During convalescence encouraged to write by his wife Peggy he sent a tv script called The Fourth Device, set in a Welsh coal mine, into the BBC and was promptly invited to London to discuss it with the successful Neath screen writer Harold Green. Green showed him around the studios but advised him to put the story between hardcovers and sent him home. The village doctor and intellectual suggested to George he needed a second opinion and the script was sent to ITV drama in London.

Again, he was invited up to London to talk to the renowned producer Kitty Black. She understood his talent but explained the difficulties of a script that was a challenge to film as it was all set underground. She suggested he move to London. They’d employ him on set and he’d learn how to work for the television. It was long train journey back to Banwen for George who was still recovering from his accident. His two boys were still in school. When he got back home he built a bonfire in the garden and burnt the scripts. It was a risk he couldn’t take.

A move forward thirty years. George hasn’t regretted the decision and the boys have gone to college and left home but he is now a widower. Peggy has died after a brief and unexpected illness. He is retired and not getting out and about enough. However the DOVE centre has opened in Banwen. An adult education centre and outpost of Swansea University. One of the courses is on short story writing, taught by a master of the genre Alun Richards, editor of the Penguin Book of short stories. Alun has been a professional writer most of his life and written for film, the stage, tv and as well a six or seven novels and several collections of short stories.

Alun is the real thing. He is older than George but only just and quickly sees his talent encouraging George to begin again to send out his stories. First to Cambrensis magazine edited by Arthur Smith and then to a few publishers.

Boys of Gold

I first met George when he turned up to the launch of the Mama’s Baby (Papa’s Maybe) anthology in Cardiff in 1998. It was a book which included stories by Alun Richards, Leonora Brito and a first story by Rachel Trezise. George was in good company. He was the type of writer a publisher likes as he brought the whole family and bought a copy each for all of them. He mentioned he had some more stories which became his first book Boys of Gold which went on to become a Welsh best-seller, in one season memorably outselling Dylan Thomas according to the Western Mail. And from there in a remarkable burst of creativity he has produced a further two books Where the Flying Fishes Play, When I Came Home and new for 2022, Banwen.

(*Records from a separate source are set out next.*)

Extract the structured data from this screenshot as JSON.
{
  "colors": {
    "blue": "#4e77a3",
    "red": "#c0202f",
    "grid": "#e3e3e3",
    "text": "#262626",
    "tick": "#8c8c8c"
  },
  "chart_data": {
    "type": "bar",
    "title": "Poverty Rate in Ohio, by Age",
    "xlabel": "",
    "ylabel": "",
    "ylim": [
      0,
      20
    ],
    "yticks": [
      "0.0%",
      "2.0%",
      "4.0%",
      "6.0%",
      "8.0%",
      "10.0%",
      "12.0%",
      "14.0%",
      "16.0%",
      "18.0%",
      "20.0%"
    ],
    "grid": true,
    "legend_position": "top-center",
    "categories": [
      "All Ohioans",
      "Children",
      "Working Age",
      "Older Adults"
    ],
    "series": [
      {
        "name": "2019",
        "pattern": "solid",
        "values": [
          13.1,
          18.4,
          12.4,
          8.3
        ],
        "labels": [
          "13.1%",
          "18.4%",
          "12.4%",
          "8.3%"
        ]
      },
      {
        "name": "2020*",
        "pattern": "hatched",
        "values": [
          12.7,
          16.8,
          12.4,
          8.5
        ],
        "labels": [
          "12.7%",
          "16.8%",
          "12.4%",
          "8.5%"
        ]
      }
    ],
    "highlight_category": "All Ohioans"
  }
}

Where the Flying Fishes Play is George Brinley Evans’s masterpiece of a young man of 17 from Banwen joining the army in 1944 and being posted to Burma. That’s him and his friend in Kolkata on leave. It has a lot to say about class and society while also being a coming-of-age story as the world opens out in all its wonder and horror. He’d never been out of Wales before. He returned to Burma in 2005 as part of a British Legion Veterans’ reunion. I was privileged to be invited to accompany him.

He is now ninety-six and he is a remarkable and fascinating man, full of good humour, stories and a deep generous humanity. It has been an honour to publish his work and become his friend.